I strongly suspect that $k^{\pi}$ is not an integer for any integer $k\geq 2$ (for otherwise this would be a famous result of which I am not aware). But how does one prove this?

The answer to this question cannot be generalised to any integer $k$, only $k=5.$ Are there better known properties of $\pi$ which answer my above question? For example, if there were such a $k$, then we would have $\log_n k = \pi$ for some integers $k,n.$ Is there any general reason or theorem that says that this cannot be possible?

Answer 1

I believe this is an open problem.

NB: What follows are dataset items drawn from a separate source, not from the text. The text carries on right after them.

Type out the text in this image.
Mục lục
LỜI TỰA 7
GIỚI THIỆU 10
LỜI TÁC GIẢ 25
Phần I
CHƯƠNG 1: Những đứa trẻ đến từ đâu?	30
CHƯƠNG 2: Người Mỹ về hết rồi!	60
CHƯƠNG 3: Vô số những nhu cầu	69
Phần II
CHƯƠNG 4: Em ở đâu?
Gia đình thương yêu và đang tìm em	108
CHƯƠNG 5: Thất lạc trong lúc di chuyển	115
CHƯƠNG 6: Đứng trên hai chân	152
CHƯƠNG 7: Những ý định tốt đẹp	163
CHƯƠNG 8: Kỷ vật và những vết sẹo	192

It's amazing that number theory contains so many problems that are this simple to state yet impossible to prove so far!

It's worth remarking that the assertion that $k^\pi$ is never an integer when $k\ge2$ is an integer would follow from Schanuel's conjecture in the following way: set $z_1=\pi\log k$, $z_2=i\pi$, and $z_3=\log k$, so that $\{z_1,z_2,z_3\}$ is linearly independent over $\Bbb Q$ since $\pi$ is known to be irrational. Schanuel's conjecture then implies that the field $$ \Bbb Q(z_1,z_2,z_3,e^{z_1},e^{z_2},e^{z_3}) = \Bbb Q(\pi\log k,i\pi,\log k,k^\pi,-1,k) \subset \Bbb Q(i,\pi,\log k,k^\pi) $$ has transcendence degree at least $3$ over $\Bbb Q$; since $i$ is algebraic, this implies that ($\pi$ and $\log k$ and) $k^\pi$ must be transcendental and in particular not an integer. Indeed, the same logic shows that Schanuel's conjecture implies that $r^\pi$ is always transcendental (hence always irrational, hence never an integer) for any positive rational number $r\ne1$.